Она так говорила об этом, как будто сама, лично была ответственна за то, чтобы накормить этот голодный миллиард, чтобы всем хлеба напечь, а тут как раз муки не подвезли...
На меня тоже действовала магия необозримых количеств. До самого горизонта тянулась наша школьная кухня, в луженых котлах закипала вода для всемирного супа, горький дым осиновых дров тысячами клубов подымался в небо, и, бренча алюминиевыми мисками и котелками, к запаху этих котлов тянулось благодарное человечество...
– Твоего папку как звали?
– Алексей.
– Алеша... А моего Максим.
Максим - Алеша. Алеша - Максим... Удивительно хороши рядом эти имена.
Я спросил:
– А этот, дядя Федя... Он про отца рассказывал?
– Рассказывал. Пошли, говорит, в атаку. Нас, говорит, отбили. Мы опять пошли. Нас опять отбили. Много в поле осталось. И наш...

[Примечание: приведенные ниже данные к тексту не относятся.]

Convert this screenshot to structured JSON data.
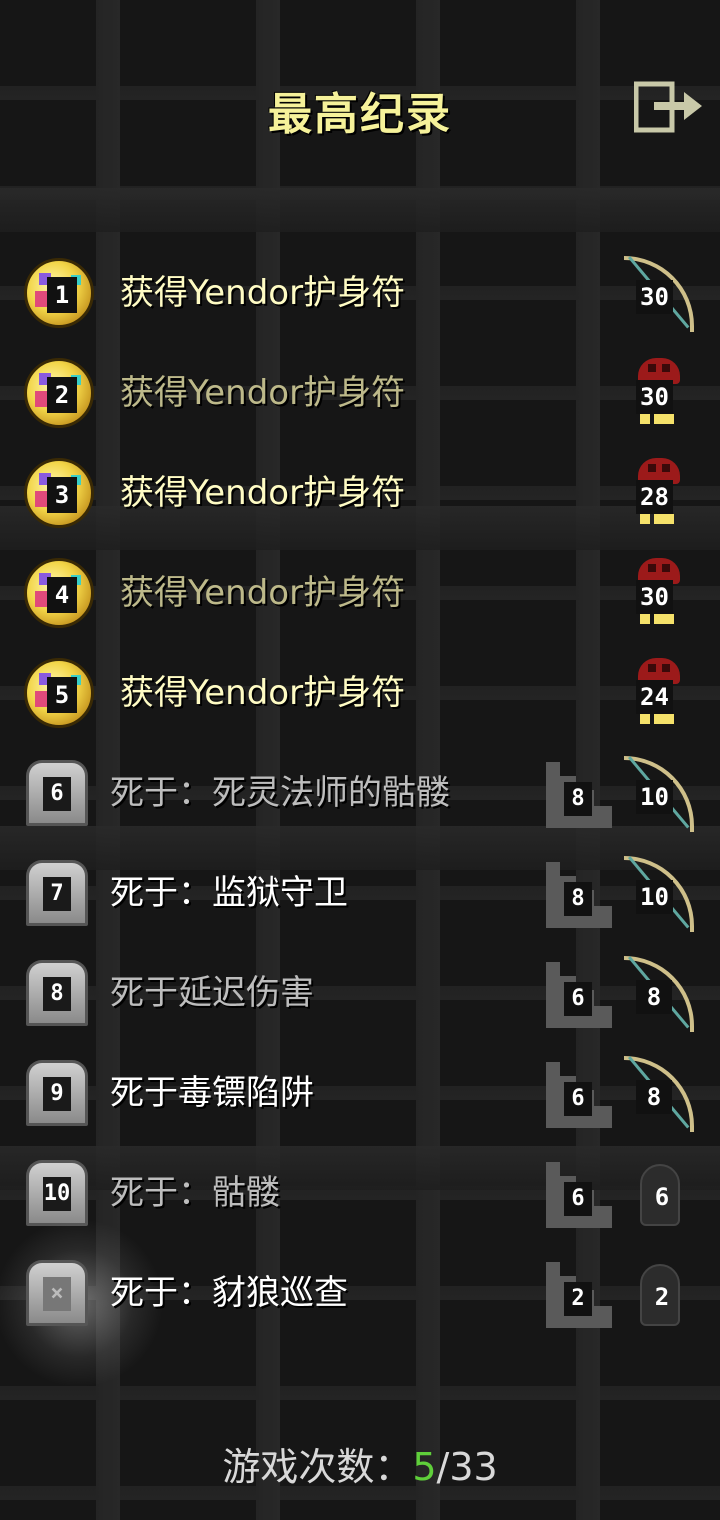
{
  "header": {
    "title": "最高纪录",
    "exit_icon": "exit-icon"
  },
  "records": [
    {
      "rank": "1",
      "status": "win",
      "text": "获得Yendor护身符",
      "class_icon": "bow-icon",
      "level": "30",
      "bright": true
    },
    {
      "rank": "2",
      "status": "win",
      "text": "获得Yendor护身符",
      "class_icon": "red-hood-icon",
      "level": "30",
      "bright": false
    },
    {
      "rank": "3",
      "status": "win",
      "text": "获得Yendor护身符",
      "class_icon": "red-hood-icon",
      "level": "28",
      "bright": true
    },
    {
      "rank": "4",
      "status": "win",
      "text": "获得Yendor护身符",
      "class_icon": "red-hood-icon",
      "level": "30",
      "bright": false
    },
    {
      "rank": "5",
      "status": "win",
      "text": "获得Yendor护身符",
      "class_icon": "red-hood-icon",
      "level": "24",
      "bright": true
    },
    {
      "rank": "6",
      "status": "dead",
      "text": "死于：死灵法师的骷髅",
      "depth": "8",
      "class_icon": "bow-icon",
      "level": "10",
      "bright": false
    },
    {
      "rank": "7",
      "status": "dead",
      "text": "死于：监狱守卫",
      "depth": "8",
      "class_icon": "bow-icon",
      "level": "10",
      "bright": true
    },
    {
      "rank": "8",
      "status": "dead",
      "text": "死于延迟伤害",
      "depth": "6",
      "class_icon": "bow-icon",
      "level": "8",
      "bright": false
    },
    {
      "rank": "9",
      "status": "dead",
      "text": "死于毒镖陷阱",
      "depth": "6",
      "class_icon": "bow-icon",
      "level": "8",
      "bright": true
    },
    {
      "rank": "10",
      "status": "dead",
      "text": "死于：骷髅",
      "depth": "6",
      "class_icon": "ghost-icon",
      "level": "6",
      "bright": false
    },
    {
      "rank": "",
      "status": "dead-latest",
      "text": "死于：豺狼巡查",
      "depth": "2",
      "class_icon": "ghost-icon",
      "level": "2",
      "bright": true
    }
  ],
  "footer": {
    "label": "游戏次数：",
    "current": "5",
    "total": "/33"
  },
  "colors": {
    "title": "#f6f29a",
    "win_bright": "#fffcc4",
    "win_dim": "#bdb98a",
    "count_current": "#5fcf3a"
  }
}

– А он его... потом видел?
– Нет, не видел. Артиллерия, говорит, поле перепахала, а часть отступила. Слушай, твой папка водку пил?
Я подумал.
– По субботам.
– И мой выпивал, - вздохнула Люба.
– Ой, дурной был! То поет, то пляшет, то целует всех... А твой?
– Мой?.. Он... яичницу жарил и меня кормил. "Вы, - говорит, - все тут едите, пьете, а ребенок голодный".
– Ну?
– Она долго смеялась.
– Кормил? Яичницей?!
...Он кормил меня яичницей, а я плакал, я не хотел яичницы, не хотел его громкого голоса, его запаха, его блестящих глаз, его неверных рук ничего этого я не хотел, я хотел одного: спать.
Она нырнула с головой в траву и, невидимая, спросила оттуда:
– Ты... влюблялся? Когда-нибудь?
– Нет, - соврал я и снова вспомнил Надю, вернее, услышал ее голос, точь-в-точь как тогда, прошлой, еще не военной зимой, когда я болел свинкой и лежал в постели, а форточка была приоткрыта, и около нее толпился тихий снежок, и в комнату влетали с улицы чистые прозрачные голоса детей. Это не были слова и тем более фразы. Это были отдельные звуки, сплошные гласные, такие певучие: "О-о... а-а-а... э-э-э..." Согласных не было, они тяжело оседали в снег и не достигали окна. Я изо всех сил напрягал слух и каким-то чудом среди этого снегопада гласных уловил - не услышал, именно уловил - Надин голос. Как я был счастлив тогда!
– Нет? Никогда?
– переспросила меня трава, зашевелилась и замерла. А у нас в лагере, до войны, - прошелестела трава, - у нас девчонки мальчишек
...И надо было на свидание идти, под дерево, так договаривались, это тоже Тамарка придумала. Я пришла, а Вовка толстый стоит под деревом и плюет сквозь зубы: цык-цык... Мне противно стало, я чуть не ушла. Тамарки боялась. Она еще велела, чтоб мы на свидании целовались... Вовка поплевал, поплевал, потом дает мне открытку - фонтан Самсон в красках, на обороте написано: "Любе от Вовы". Я хотела "спасибо" сказать, а Вовка убежал. Я так обрадовалась, что он убежал! Вдруг чувствую: кто-то на меня смотрит. Никого нет, а смотрит. Потом вижу: куст зашевелился. Ага! Я вцепилась в куст, а там Тамарка! Ух, я ее... Всю исцарапала! Она в изоляторе два дня сидела.
– А ты?
– Выгнали. С треском.
– А этот?..
– Ледик?
– догадалась она.
– Ледик и не узнал ничего. Он на кухне дежурил. Хотела ему записку написать, а потом раздумала...
– Почему?
– Не придумала, как начать. Начну и порву. Начну и порву.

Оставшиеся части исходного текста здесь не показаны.